18. The petitioners have claimed time-bound advancement to the recognised teachers or employees in accordance with Annexure P/7, dated 14-2-1986, and Annexure P/8, dated 11-7-1987, which have been made applicable to aided schools, but, so far, benefits of the same have not been given to the aided schools. As it involves financial implication, we are not inclined to make any direction. However, it is expected from the Government to consider the claim of time-bound advancement in the pay scale in the light of Annexures P/7 and P/8 and in view of Annexure P/5, R F- 85 whereby time-bound scheme has been implemented in Sagar Division to aided schools.

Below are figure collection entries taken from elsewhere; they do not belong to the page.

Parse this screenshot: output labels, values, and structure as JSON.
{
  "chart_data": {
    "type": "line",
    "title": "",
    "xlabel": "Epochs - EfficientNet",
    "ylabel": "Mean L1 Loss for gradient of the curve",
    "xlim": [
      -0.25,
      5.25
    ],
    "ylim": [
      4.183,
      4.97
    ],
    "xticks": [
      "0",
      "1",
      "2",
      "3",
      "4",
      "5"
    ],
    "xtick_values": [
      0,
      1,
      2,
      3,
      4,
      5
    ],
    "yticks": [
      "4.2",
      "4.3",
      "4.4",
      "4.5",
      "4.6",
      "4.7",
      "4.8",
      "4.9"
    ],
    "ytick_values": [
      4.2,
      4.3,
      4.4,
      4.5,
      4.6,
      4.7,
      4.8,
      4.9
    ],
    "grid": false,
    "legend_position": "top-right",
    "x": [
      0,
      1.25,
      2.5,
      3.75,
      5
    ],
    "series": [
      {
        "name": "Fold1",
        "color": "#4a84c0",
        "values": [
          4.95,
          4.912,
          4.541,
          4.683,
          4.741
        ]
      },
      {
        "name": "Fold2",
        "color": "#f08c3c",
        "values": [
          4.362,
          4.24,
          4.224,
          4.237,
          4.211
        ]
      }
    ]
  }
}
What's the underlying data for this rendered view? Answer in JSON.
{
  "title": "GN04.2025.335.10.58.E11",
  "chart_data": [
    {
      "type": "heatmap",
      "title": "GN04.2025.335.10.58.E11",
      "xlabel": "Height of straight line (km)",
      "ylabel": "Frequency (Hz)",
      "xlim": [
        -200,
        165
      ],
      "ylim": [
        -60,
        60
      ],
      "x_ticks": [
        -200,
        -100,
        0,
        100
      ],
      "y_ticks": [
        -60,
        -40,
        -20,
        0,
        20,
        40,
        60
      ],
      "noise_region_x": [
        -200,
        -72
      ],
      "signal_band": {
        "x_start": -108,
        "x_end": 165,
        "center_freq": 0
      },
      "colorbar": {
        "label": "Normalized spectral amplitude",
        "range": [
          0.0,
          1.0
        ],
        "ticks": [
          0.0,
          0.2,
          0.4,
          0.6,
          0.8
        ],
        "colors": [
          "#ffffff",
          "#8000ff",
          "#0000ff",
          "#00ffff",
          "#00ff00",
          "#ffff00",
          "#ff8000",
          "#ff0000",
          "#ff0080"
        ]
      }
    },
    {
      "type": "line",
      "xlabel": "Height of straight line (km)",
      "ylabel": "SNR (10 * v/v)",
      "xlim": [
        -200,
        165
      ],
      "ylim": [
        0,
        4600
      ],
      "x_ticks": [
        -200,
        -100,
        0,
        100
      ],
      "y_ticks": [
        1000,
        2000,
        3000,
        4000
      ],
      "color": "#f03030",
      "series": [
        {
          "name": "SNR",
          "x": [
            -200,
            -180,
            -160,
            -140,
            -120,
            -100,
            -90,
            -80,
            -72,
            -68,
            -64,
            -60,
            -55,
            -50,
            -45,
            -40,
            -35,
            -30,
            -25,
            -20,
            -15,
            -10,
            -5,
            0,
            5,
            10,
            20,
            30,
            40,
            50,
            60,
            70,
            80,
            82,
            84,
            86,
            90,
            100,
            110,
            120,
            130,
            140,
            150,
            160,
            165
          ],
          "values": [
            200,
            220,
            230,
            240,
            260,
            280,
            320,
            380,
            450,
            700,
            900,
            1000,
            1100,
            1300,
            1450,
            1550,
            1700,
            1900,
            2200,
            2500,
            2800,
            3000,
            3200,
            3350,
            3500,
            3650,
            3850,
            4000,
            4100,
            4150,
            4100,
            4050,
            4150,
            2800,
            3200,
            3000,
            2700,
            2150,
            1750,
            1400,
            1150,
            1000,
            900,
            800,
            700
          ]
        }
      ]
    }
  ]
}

19. Lastly, in relation to mode of payment of house rent allowance, it is not in dispute that the house rent allowance is being paid to the petitioners/teachers, but the payment is yearly and not monthly, like that of teachers and employees of Government schools. As house rent is being paid to teachers on yearly basis as the grant is arranged yearly, but, in spite of the yearly grant, the teachers are paid monthly salary, their pay bills and cheques are prepared monthly, there can be no difficulty in payment of house rent allowance monthly, changing the mode of payment of house rent allowance yearly to monthly.
20. In the result, a writ of mandamus is issued commanding the State Government and its authorities to disburse the monthly salary of the teachers by 20th of each month regularly next after the salary month. The due salary of previous months not paid so far shall also be disbursed by 20th of the next month. Petitioners shall be paid D.A. equal to that being paid to teachers and employees of the Government institutions from 1-8-1989. Arrears of D.A. shall be paid by 31st of October 1993. The notional fixation of revised pay shall be made from 1-1-1986 by the end of this year. The teachers shall be paid house rent allowance monthly with their salary by 20th of each month, and for that suitable provision shall be made within three months. The claim of the teachers in respect of time-bound advancement in the pay scales shall be considered and a decision shall be taken thereon within six months; if on consideration the claim is not accepted, the petitioners shall be free to take recourse to appropriate proceeding in accordance with law.
21. As regards other claims, no orders are passed, as they are not in the province of this Court.
22. In the circumstances of the case, parties to bear their own costs of this petition. The security amount shall be refunded to petitioners.